The assessment must have specific factors in the regulations, such as whether a disability, including past drug addiction or mental impairment, contributed to the offense or conduct.

Employers should review their current practices and revise them so that they comply with the new regulations, Wallis said.

“This may include sending three instead of two letters to an applicant/employee,” Wallis said. “Including a pre-adverse action letter inviting the applicant/employee to provide information if they so choose to allow the employer to do an initial assessment using the factors that are to be considered before doing the individualized assessment, followed by a second pre-adverse letter after the ‘initial individualized assessment’ advising the employee that the company is considering taking adverse action and considering all the factors that must be considered at this stage.

“Finally, the employer may send an adverse action letter. Employers should also review the timing of their processes to make sure that they permit the applicant/employee sufficient time to respond to each letter.”

The new rules have raised questions about the lawsuit risks faced by employers.

“The penalties for violation of the Fair Chance Act include equitable relief (cease and desist orders; orders to hire, promote, or reinstate), compensatory damages including back pay and benefits, front pay and benefits and emotional distress damages, punitive damages, training costs, court costs and fees,” Wallis said. “In addition to following the regulations, employers will have to be cautious of what they do with information relating to any disability and to engage in the interactive process with an employee or applicant who discloses a disability.”

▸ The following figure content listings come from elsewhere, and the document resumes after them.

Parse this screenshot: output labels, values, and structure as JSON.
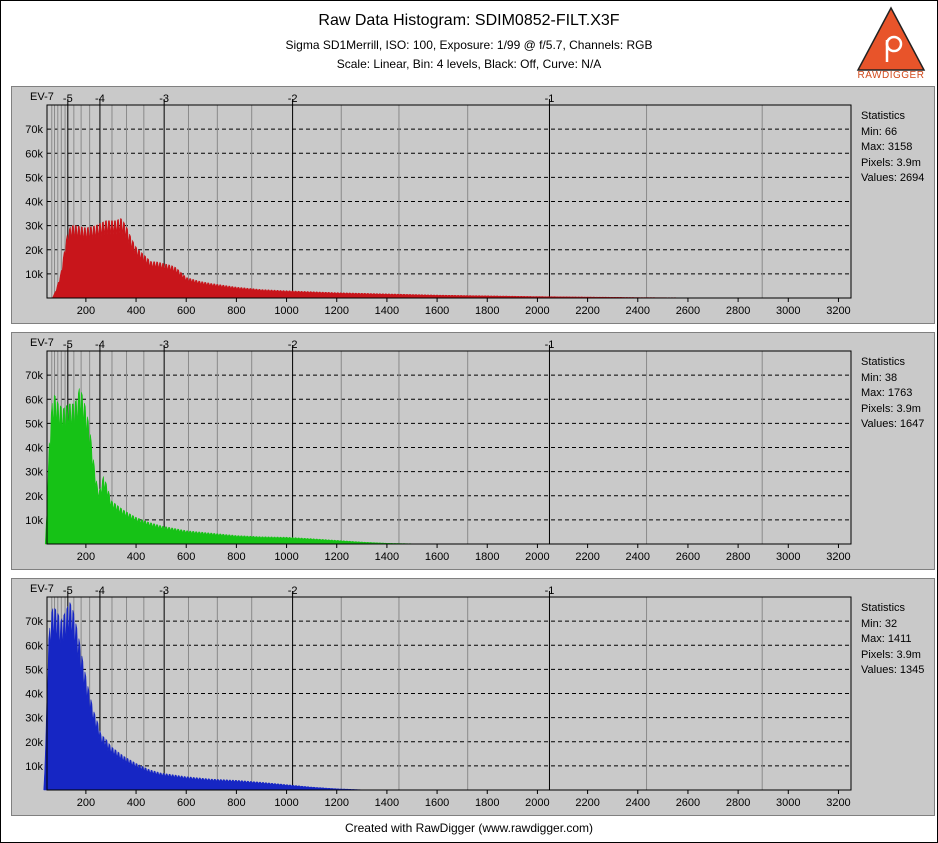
{
  "header": {
    "title": "Raw Data Histogram: SDIM0852-FILT.X3F",
    "subtitle1": "Sigma SD1Merrill, ISO: 100, Exposure: 1/99 @ f/5.7, Channels: RGB",
    "subtitle2": "Scale: Linear, Bin: 4 levels, Black: Off, Curve: N/A"
  },
  "logo": {
    "text": "RAWDIGGER",
    "color": "#e8542a"
  },
  "footer": "Created with RawDigger (www.rawdigger.com)",
  "colors": {
    "panel_bg": "#c9c9c9",
    "red": "#c8151b",
    "green": "#16c216",
    "blue": "#1626c4"
  },
  "chart_data": [
    {
      "type": "area",
      "channel": "red",
      "color": "#c8151b",
      "xlim": [
        45,
        3250
      ],
      "ylim": [
        0,
        80000
      ],
      "x_ticks": [
        200,
        400,
        600,
        800,
        1000,
        1200,
        1400,
        1600,
        1800,
        2000,
        2200,
        2400,
        2600,
        2800,
        3000,
        3200
      ],
      "y_ticks": [
        10000,
        20000,
        30000,
        40000,
        50000,
        60000,
        70000
      ],
      "y_tick_labels": [
        "10k",
        "20k",
        "30k",
        "40k",
        "50k",
        "60k",
        "70k"
      ],
      "ev_label": "EV-7",
      "ev_major": [
        {
          "label": "-5",
          "x": 128
        },
        {
          "label": "-4",
          "x": 256
        },
        {
          "label": "-3",
          "x": 512
        },
        {
          "label": "-2",
          "x": 1024
        },
        {
          "label": "-1",
          "x": 2048
        }
      ],
      "ev_minor": [
        64,
        75,
        88,
        102,
        117,
        152,
        181,
        215,
        304,
        362,
        431,
        609,
        724,
        861,
        1218,
        1448,
        1722,
        2435,
        2896
      ],
      "points": [
        [
          50,
          0
        ],
        [
          66,
          0
        ],
        [
          80,
          3000
        ],
        [
          100,
          10000
        ],
        [
          115,
          20000
        ],
        [
          125,
          26000
        ],
        [
          140,
          30000
        ],
        [
          160,
          30000
        ],
        [
          200,
          29000
        ],
        [
          240,
          30000
        ],
        [
          280,
          32000
        ],
        [
          320,
          32000
        ],
        [
          340,
          33000
        ],
        [
          360,
          30000
        ],
        [
          380,
          25000
        ],
        [
          400,
          21000
        ],
        [
          420,
          19000
        ],
        [
          440,
          17000
        ],
        [
          460,
          15000
        ],
        [
          480,
          15000
        ],
        [
          500,
          14500
        ],
        [
          520,
          14000
        ],
        [
          540,
          13500
        ],
        [
          560,
          12500
        ],
        [
          580,
          10500
        ],
        [
          600,
          8500
        ],
        [
          650,
          7000
        ],
        [
          700,
          6000
        ],
        [
          800,
          4500
        ],
        [
          900,
          3500
        ],
        [
          1000,
          3000
        ],
        [
          1200,
          2200
        ],
        [
          1400,
          1700
        ],
        [
          1600,
          1200
        ],
        [
          1800,
          900
        ],
        [
          2000,
          600
        ],
        [
          2200,
          400
        ],
        [
          2400,
          200
        ],
        [
          2600,
          80
        ],
        [
          2800,
          20
        ],
        [
          3000,
          5
        ],
        [
          3158,
          0
        ]
      ],
      "statistics": {
        "heading": "Statistics",
        "min": "Min: 66",
        "max": "Max: 3158",
        "pixels": "Pixels: 3.9m",
        "values": "Values: 2694"
      }
    },
    {
      "type": "area",
      "channel": "green",
      "color": "#16c216",
      "xlim": [
        45,
        3250
      ],
      "ylim": [
        0,
        80000
      ],
      "x_ticks": [
        200,
        400,
        600,
        800,
        1000,
        1200,
        1400,
        1600,
        1800,
        2000,
        2200,
        2400,
        2600,
        2800,
        3000,
        3200
      ],
      "y_ticks": [
        10000,
        20000,
        30000,
        40000,
        50000,
        60000,
        70000
      ],
      "y_tick_labels": [
        "10k",
        "20k",
        "30k",
        "40k",
        "50k",
        "60k",
        "70k"
      ],
      "ev_label": "EV-7",
      "ev_major": [
        {
          "label": "-5",
          "x": 128
        },
        {
          "label": "-4",
          "x": 256
        },
        {
          "label": "-3",
          "x": 512
        },
        {
          "label": "-2",
          "x": 1024
        },
        {
          "label": "-1",
          "x": 2048
        }
      ],
      "ev_minor": [
        64,
        75,
        88,
        102,
        117,
        152,
        181,
        215,
        304,
        362,
        431,
        609,
        724,
        861,
        1218,
        1448,
        1722,
        2435,
        2896
      ],
      "points": [
        [
          38,
          0
        ],
        [
          45,
          15000
        ],
        [
          55,
          45000
        ],
        [
          65,
          58000
        ],
        [
          75,
          62000
        ],
        [
          90,
          58000
        ],
        [
          110,
          56000
        ],
        [
          130,
          58000
        ],
        [
          150,
          58000
        ],
        [
          165,
          60000
        ],
        [
          175,
          65000
        ],
        [
          185,
          62000
        ],
        [
          200,
          56000
        ],
        [
          215,
          48000
        ],
        [
          230,
          35000
        ],
        [
          245,
          24000
        ],
        [
          255,
          22000
        ],
        [
          270,
          28000
        ],
        [
          285,
          24000
        ],
        [
          300,
          18000
        ],
        [
          350,
          14000
        ],
        [
          400,
          11000
        ],
        [
          450,
          9000
        ],
        [
          500,
          7500
        ],
        [
          600,
          5500
        ],
        [
          700,
          4500
        ],
        [
          800,
          3500
        ],
        [
          900,
          3000
        ],
        [
          1000,
          2800
        ],
        [
          1100,
          2200
        ],
        [
          1200,
          1500
        ],
        [
          1300,
          800
        ],
        [
          1400,
          300
        ],
        [
          1500,
          100
        ],
        [
          1600,
          30
        ],
        [
          1763,
          0
        ]
      ],
      "statistics": {
        "heading": "Statistics",
        "min": "Min: 38",
        "max": "Max: 1763",
        "pixels": "Pixels: 3.9m",
        "values": "Values: 1647"
      }
    },
    {
      "type": "area",
      "channel": "blue",
      "color": "#1626c4",
      "xlim": [
        45,
        3250
      ],
      "ylim": [
        0,
        80000
      ],
      "x_ticks": [
        200,
        400,
        600,
        800,
        1000,
        1200,
        1400,
        1600,
        1800,
        2000,
        2200,
        2400,
        2600,
        2800,
        3000,
        3200
      ],
      "y_ticks": [
        10000,
        20000,
        30000,
        40000,
        50000,
        60000,
        70000
      ],
      "y_tick_labels": [
        "10k",
        "20k",
        "30k",
        "40k",
        "50k",
        "60k",
        "70k"
      ],
      "ev_label": "EV-7",
      "ev_major": [
        {
          "label": "-5",
          "x": 128
        },
        {
          "label": "-4",
          "x": 256
        },
        {
          "label": "-3",
          "x": 512
        },
        {
          "label": "-2",
          "x": 1024
        },
        {
          "label": "-1",
          "x": 2048
        }
      ],
      "ev_minor": [
        64,
        75,
        88,
        102,
        117,
        152,
        181,
        215,
        304,
        362,
        431,
        609,
        724,
        861,
        1218,
        1448,
        1722,
        2435,
        2896
      ],
      "points": [
        [
          32,
          0
        ],
        [
          40,
          20000
        ],
        [
          50,
          60000
        ],
        [
          60,
          72000
        ],
        [
          70,
          76000
        ],
        [
          85,
          74000
        ],
        [
          100,
          70000
        ],
        [
          120,
          74000
        ],
        [
          135,
          78000
        ],
        [
          150,
          74000
        ],
        [
          170,
          64000
        ],
        [
          190,
          52000
        ],
        [
          210,
          42000
        ],
        [
          230,
          33000
        ],
        [
          240,
          30000
        ],
        [
          250,
          27000
        ],
        [
          260,
          23000
        ],
        [
          280,
          21000
        ],
        [
          300,
          18000
        ],
        [
          350,
          14000
        ],
        [
          400,
          11000
        ],
        [
          450,
          8500
        ],
        [
          500,
          7000
        ],
        [
          600,
          5500
        ],
        [
          700,
          4500
        ],
        [
          800,
          4000
        ],
        [
          900,
          3200
        ],
        [
          1000,
          2200
        ],
        [
          1100,
          1200
        ],
        [
          1200,
          500
        ],
        [
          1300,
          100
        ],
        [
          1411,
          0
        ]
      ],
      "statistics": {
        "heading": "Statistics",
        "min": "Min: 32",
        "max": "Max: 1411",
        "pixels": "Pixels: 3.9m",
        "values": "Values: 1345"
      }
    }
  ]
}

The FCA, which first took effect in California in 2018, is also known as a ‘Ban the Box” law and applies to public and private employers with five or more employees.

“In terms of risk of lawsuits, we expect to see some individual actions brought by individuals denied employment, but the failure to follow the new rules could also lead to class/collective actions for failure to comply with the regulations and/or for a failure to have compliant notices,” Wallis said.

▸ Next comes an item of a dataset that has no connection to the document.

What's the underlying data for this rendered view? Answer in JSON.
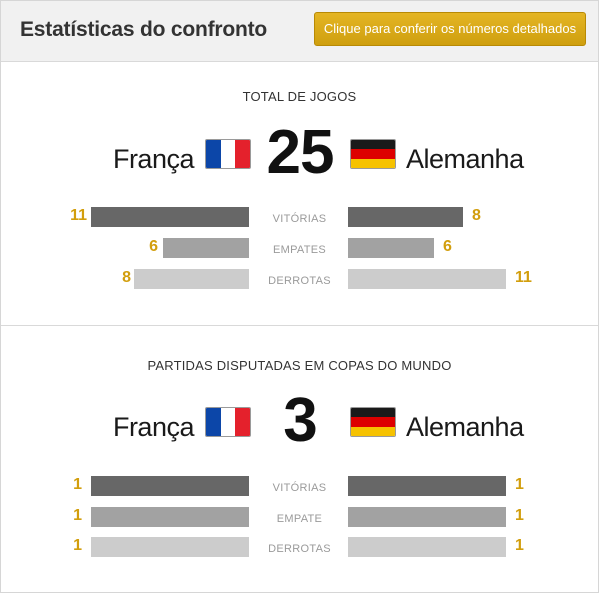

A bill (SB 809) that preceded the rule changes states that California has more than 7 million people with conviction histories of some kind, including 2 million working age Californians with a felony record. 

“The unemployment rate for formerly incarcerated people is very high and the legislature, in reviewing studies relating to the unemployment rate for formerly incarcerated people, has found that many of these individuals want to work and are either employed or actively looking for work,” Wallis said. “The legislature also found that ‘race and gender shape the economic stability of criminalized people’. To combat these issues and help provide additional employment opportunities, California has made it more difficult to deny employment for individuals who were formerly incarcerated, particularly where the convictions are not related to the positions they are seeking, or where these individuals do not pose a clear threat to other employees or the public.”

“California has gradually pushed toward greater and greater limitations on the information that can be used to deny an applicant or employee a job,” Wallis said. “The new regulations make changes that are designed to support the stated intent of the amended legislation.”